Weiner hits campaign trail in bid to become NY mayor

Anthony Weiner, the former US congressman who gained notoriety after tweeting sexual shots of himself, hit the campaign trail Thursday, one day after announcing his bid to run for New York mayor.

The Democrat went to Manhattan’s Harlem neighborhood to meet with voters at a subway stop following the release Wednesday of a two-minute video in which he asked voters for a second chance.

“I am a problem solver for people,” Weiner, who was forced to resign in 2011 due to the scandal, said at his first news conference.

New Yorkers appear cool towards Weiner’s bid, with 49 percent saying he should not run according to a Quinnipiac University poll released Wednesday and conducted before he went public.

Weiner’s candidacy has shaken up the race among Democrats seeking to secure the Big Apple’s mayoral seat.

Until now, Christine Quinn, the speaker of the city council, seemed best-placed to succeed Michael Bloomberg in January 2014 who has steered the city for eleven years.

According to the Quinnipiac poll, Quinn — at 25 percent — leads the pack for the Democratic nomination. Weiner holds 15 percent, ahead of former comptroller William Thompson and the city’s public advocate Bill de Blasio, both of whom are at 10 percent.

Whoever becomes the Democratic candidate is expected to easily prevail against the best-placed Republican, according to the survey conducted May 14-20 among 1,082 voters with a margin of error of plus or minus three percentage points.

Primary elections are set for September 10 and the mayoral vote is slated for November 5.

Weiner’s candidacy almost ensures that no Democratic contender will clear the 40 percent vote threshold needed to lock up the nomination, however.
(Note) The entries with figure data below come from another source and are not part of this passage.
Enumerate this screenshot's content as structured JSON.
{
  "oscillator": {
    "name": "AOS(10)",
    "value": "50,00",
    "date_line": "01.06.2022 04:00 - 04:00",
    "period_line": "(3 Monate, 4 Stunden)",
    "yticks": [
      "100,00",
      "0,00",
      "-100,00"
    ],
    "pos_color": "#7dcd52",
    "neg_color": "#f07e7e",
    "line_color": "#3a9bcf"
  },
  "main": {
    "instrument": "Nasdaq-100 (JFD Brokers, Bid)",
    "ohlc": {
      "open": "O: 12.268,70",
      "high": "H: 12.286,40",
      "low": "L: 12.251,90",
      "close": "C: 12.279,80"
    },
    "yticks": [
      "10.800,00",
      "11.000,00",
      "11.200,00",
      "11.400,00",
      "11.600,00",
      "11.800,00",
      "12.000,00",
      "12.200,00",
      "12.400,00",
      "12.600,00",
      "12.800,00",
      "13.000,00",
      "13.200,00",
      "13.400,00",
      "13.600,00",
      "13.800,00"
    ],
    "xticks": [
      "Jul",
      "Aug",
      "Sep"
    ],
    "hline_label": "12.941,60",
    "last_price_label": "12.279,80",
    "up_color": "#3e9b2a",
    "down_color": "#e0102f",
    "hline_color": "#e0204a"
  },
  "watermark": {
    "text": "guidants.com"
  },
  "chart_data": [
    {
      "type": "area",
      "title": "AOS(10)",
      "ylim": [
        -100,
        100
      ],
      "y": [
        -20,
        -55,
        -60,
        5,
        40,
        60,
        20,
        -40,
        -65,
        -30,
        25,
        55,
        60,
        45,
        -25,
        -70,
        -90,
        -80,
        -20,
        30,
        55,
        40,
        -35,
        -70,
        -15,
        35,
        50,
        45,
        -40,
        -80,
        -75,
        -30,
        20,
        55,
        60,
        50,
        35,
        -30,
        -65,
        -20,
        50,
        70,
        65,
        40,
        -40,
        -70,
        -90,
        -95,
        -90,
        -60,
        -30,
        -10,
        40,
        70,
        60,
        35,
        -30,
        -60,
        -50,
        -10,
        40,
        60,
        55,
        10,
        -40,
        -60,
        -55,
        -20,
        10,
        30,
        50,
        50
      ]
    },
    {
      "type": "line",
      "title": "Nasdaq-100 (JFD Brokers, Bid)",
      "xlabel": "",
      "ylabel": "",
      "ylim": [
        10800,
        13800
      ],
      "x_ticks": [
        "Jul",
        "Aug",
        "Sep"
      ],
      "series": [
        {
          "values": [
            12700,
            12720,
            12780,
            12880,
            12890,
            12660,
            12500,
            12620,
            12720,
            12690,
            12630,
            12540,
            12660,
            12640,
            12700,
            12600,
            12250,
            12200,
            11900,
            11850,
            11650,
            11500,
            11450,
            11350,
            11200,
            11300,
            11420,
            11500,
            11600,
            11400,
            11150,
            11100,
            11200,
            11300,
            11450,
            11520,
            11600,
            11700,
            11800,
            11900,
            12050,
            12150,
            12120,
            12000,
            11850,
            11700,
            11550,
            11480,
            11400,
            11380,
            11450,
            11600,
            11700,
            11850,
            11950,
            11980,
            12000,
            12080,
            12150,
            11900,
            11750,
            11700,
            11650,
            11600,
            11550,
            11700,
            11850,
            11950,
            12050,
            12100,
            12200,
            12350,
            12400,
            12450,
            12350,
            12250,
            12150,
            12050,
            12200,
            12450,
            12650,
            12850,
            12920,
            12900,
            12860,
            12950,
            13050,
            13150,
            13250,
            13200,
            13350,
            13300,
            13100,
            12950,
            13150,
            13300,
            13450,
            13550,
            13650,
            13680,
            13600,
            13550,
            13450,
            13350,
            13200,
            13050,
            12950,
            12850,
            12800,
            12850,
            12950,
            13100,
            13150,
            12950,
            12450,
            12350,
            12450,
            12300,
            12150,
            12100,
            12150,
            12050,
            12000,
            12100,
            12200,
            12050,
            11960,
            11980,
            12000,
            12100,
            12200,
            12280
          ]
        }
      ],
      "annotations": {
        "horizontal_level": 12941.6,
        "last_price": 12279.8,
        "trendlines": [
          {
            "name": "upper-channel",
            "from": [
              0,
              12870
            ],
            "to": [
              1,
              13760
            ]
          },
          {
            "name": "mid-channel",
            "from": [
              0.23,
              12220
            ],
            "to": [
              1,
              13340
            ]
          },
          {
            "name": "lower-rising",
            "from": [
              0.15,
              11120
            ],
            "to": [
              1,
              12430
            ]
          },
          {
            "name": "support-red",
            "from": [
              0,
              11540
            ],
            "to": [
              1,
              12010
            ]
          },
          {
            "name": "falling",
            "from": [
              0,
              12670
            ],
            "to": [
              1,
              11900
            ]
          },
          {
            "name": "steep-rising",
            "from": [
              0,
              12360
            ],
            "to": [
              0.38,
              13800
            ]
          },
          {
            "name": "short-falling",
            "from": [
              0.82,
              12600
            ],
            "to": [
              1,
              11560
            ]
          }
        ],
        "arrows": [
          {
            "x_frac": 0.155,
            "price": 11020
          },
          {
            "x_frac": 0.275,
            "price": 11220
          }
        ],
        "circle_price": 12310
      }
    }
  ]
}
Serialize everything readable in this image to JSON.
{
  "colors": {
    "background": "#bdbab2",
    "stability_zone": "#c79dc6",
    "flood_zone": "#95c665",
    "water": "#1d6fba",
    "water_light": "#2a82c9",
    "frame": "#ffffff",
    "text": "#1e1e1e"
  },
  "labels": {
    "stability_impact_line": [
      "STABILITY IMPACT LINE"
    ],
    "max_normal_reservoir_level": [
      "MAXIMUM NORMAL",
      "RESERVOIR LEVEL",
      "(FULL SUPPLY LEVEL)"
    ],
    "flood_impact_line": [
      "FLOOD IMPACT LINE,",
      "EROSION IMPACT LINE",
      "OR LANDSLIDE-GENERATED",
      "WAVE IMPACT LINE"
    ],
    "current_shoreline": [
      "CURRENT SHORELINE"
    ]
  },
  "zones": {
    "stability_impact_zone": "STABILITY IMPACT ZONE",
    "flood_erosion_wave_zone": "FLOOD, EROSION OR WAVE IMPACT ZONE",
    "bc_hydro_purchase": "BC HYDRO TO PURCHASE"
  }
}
If that is the case, the top two finishers will face off in a September 24 runoff ahead of the November general vote.

Weiner’s hard-charging political career — he served 12 years in the US House of Representatives — imploded in 2011 with the X-rated Twitter scandal.

The Democrat initially claimed his account had been hacked and that he had not sent the pictures but later admitted to it.